Learning to Sing: Hearing the Music in Your Life
- Author: Clay Aiken Allison Glock
- Cover artist: Design: Richard Rossiter Photograph: Eric Ogden
- Language: English
- Subject: Memoir
- Publisher: Random House New York City, NY
- Publication date: November 16, 2004
- Publication place: United States
- Media type: Print / audio Hardcover, paperback, CD, eBook
- Pages: 258
- ISBN: 1-4000-6392-2
- OCLC: 56413034
- Dewey Decimal: 782.42164/092 B 22
- LC Class: ML420.A385 A3 2004

= Learning to Sing =

2004 memoir by Clay Aiken and Allison Glock

Learning to Sing: Hearing the Music in Your Life is a memoir written by Clay Aiken with Allison Glock. Published by Random House on November 16, 2004, Learning to Sing debuted at number two on the New York Times Hardcover Nonfiction best-seller list in the December 5 issue, and remained on that list for the remainder of the year.

==Synopsis==
The book focuses on the people who have been most influential in Aiken's life. He narrates his many conflicts with his birth father and stepfather, and the bullying that he had to endure as a child, then reveals how he eventually learned to accept himself as he was, rather than try to conform to other people's expectations. Not merely a tale of overcoming adversity, Learning to Sing also speaks of ways in which he was positively shaped as he recounts experiences with his mother, grandparents, siblings, teachers, friends, and religion. Contrary to expectations, American Idol is barely mentioned in the book.

==Reviews==
In a Newsweek review (November 22, 2004), David Gates said: "If Aiken were an opera character, he'd be Wagner's Parsifal: the naïf 'made wise by compassion' and armored in his own innocence. He and his co-writer, journalist Allison Glock, have effectively snark-proofed the book by making it totally unguarded...."

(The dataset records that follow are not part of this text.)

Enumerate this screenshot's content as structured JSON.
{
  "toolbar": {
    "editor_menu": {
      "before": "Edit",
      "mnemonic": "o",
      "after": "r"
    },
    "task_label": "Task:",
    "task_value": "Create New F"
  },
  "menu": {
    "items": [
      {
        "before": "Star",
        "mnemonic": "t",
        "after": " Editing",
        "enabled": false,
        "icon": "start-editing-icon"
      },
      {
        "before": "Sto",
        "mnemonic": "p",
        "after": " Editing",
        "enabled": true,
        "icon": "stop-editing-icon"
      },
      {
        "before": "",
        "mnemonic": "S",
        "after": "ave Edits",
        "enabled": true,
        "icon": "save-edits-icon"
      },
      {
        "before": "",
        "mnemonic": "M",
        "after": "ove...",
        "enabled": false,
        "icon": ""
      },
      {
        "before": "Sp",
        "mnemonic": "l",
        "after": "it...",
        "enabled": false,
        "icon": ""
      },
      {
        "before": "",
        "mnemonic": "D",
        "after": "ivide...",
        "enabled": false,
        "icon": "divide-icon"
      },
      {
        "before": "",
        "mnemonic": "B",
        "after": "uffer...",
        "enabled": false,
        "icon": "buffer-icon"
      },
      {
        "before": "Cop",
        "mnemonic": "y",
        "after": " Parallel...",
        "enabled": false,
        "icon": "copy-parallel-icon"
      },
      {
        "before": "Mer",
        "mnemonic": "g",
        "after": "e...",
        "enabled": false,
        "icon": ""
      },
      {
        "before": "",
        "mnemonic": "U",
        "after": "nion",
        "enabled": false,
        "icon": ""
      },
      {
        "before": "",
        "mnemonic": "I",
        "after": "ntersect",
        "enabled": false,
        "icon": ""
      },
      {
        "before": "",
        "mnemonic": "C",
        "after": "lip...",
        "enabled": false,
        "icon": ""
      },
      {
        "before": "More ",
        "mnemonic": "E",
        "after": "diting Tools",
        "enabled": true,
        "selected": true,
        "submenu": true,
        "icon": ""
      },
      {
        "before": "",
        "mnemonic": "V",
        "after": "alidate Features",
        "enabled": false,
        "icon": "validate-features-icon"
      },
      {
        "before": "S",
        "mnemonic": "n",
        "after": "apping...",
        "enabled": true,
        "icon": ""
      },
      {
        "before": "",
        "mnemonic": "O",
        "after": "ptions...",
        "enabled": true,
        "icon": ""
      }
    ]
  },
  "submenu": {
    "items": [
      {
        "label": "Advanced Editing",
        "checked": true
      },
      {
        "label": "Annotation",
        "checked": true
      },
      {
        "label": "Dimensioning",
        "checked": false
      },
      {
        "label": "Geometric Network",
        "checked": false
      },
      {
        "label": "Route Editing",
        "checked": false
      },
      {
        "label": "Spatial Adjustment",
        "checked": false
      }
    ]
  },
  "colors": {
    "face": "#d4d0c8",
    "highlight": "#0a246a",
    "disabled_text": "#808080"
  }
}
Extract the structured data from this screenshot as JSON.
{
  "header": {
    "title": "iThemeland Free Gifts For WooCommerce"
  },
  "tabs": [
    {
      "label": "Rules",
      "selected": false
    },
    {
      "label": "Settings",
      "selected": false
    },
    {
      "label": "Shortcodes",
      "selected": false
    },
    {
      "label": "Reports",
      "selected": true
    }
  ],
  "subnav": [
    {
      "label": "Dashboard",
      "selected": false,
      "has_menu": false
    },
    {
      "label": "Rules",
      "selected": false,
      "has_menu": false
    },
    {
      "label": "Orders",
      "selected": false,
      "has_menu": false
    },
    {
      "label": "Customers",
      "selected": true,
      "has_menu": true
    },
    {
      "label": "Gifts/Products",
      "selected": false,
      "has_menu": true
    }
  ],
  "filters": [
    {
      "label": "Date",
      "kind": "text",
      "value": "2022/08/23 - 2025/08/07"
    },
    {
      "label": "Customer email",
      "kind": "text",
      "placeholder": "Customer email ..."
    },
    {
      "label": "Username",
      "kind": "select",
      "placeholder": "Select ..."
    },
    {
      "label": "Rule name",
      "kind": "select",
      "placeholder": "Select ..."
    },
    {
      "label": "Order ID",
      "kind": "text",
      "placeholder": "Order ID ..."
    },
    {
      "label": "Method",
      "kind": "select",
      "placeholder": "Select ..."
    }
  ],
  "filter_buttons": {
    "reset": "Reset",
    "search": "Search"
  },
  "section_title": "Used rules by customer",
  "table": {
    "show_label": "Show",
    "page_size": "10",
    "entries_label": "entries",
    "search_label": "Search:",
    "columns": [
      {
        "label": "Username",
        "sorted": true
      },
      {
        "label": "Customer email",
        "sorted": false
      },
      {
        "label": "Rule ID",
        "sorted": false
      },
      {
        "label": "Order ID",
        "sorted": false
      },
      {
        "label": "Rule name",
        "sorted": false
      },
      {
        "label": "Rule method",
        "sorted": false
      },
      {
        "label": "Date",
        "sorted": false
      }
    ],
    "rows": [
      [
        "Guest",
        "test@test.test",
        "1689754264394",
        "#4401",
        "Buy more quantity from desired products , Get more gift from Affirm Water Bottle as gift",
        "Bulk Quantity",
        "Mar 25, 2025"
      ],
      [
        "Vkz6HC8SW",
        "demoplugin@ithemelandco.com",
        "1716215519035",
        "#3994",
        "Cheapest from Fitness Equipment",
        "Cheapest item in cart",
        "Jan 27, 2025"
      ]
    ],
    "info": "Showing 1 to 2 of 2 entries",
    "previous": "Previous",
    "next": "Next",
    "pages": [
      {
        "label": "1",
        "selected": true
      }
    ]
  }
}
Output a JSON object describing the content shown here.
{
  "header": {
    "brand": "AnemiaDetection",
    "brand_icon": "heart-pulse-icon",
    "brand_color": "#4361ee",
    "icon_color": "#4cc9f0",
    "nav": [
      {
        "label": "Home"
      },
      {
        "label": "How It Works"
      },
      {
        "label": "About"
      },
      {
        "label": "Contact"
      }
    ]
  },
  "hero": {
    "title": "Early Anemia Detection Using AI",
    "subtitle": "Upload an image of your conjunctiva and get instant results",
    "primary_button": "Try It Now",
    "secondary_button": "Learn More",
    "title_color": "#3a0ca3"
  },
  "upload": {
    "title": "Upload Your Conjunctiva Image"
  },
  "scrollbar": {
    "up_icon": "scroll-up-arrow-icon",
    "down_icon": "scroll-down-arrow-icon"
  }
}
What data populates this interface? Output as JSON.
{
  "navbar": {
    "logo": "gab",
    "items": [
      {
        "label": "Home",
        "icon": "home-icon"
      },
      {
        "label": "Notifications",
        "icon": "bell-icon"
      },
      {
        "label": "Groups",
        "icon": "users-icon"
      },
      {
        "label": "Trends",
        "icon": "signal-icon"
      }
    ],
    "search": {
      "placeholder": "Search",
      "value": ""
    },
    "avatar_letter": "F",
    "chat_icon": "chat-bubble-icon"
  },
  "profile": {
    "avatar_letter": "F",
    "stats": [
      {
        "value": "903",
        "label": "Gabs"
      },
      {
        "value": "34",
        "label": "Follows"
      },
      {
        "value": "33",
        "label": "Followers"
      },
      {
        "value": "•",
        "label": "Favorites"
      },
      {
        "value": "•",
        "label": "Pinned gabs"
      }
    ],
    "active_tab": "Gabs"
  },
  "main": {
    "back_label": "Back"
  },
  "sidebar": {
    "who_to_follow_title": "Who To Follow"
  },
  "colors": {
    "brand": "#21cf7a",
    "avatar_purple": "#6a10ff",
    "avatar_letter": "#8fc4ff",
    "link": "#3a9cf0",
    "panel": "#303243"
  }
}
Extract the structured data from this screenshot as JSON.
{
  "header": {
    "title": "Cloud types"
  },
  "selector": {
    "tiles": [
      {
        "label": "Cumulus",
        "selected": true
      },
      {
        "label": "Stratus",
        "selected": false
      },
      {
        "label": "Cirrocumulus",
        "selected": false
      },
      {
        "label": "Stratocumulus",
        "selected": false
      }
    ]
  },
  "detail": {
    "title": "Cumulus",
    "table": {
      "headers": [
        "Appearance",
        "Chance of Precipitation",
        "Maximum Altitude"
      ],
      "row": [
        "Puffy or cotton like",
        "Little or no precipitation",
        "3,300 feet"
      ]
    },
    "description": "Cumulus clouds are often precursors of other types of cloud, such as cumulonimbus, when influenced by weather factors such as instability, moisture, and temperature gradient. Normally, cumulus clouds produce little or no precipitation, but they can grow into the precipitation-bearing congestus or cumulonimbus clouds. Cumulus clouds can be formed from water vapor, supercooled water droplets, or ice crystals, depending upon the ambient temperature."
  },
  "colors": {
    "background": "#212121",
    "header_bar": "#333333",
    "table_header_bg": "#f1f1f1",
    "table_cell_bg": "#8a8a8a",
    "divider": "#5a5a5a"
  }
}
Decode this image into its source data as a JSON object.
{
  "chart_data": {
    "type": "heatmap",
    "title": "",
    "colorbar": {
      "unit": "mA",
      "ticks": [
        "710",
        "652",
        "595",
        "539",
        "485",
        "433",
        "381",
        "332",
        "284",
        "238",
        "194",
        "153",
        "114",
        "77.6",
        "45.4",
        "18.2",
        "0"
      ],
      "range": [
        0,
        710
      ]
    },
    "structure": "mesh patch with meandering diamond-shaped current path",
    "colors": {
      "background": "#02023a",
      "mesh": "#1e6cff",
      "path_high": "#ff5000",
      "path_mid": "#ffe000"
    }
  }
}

Entertainment Weekly reviewer Kristen Baldwin said (November 19, 2004), "Clay Aiken is far more interesting a person than a popstar and, God bless him, he's smart enough to know it. ...Behind the polite narration emerges a complex guy with a folksy sense of humor ('I was teased by other kids like it was their job') and an endearing ambivalence about his own insta-celebrity."

==Later editions==

The book was republished in paperback edition on November 29, 2005. ISBN 978-0-8129-7410-2 (0-8129-7410-7).
An abridged version is also available in audio form read by Aiken himself. There are minor differences between the audio version and the hardcover edition. There is also an unabridged audio version read by Kirby Heyborne. A short excerpt from the audio book is available on Amazon.com.
An eBook edition is also available for down load from Random House. ISBN 978-1-58836-453-1.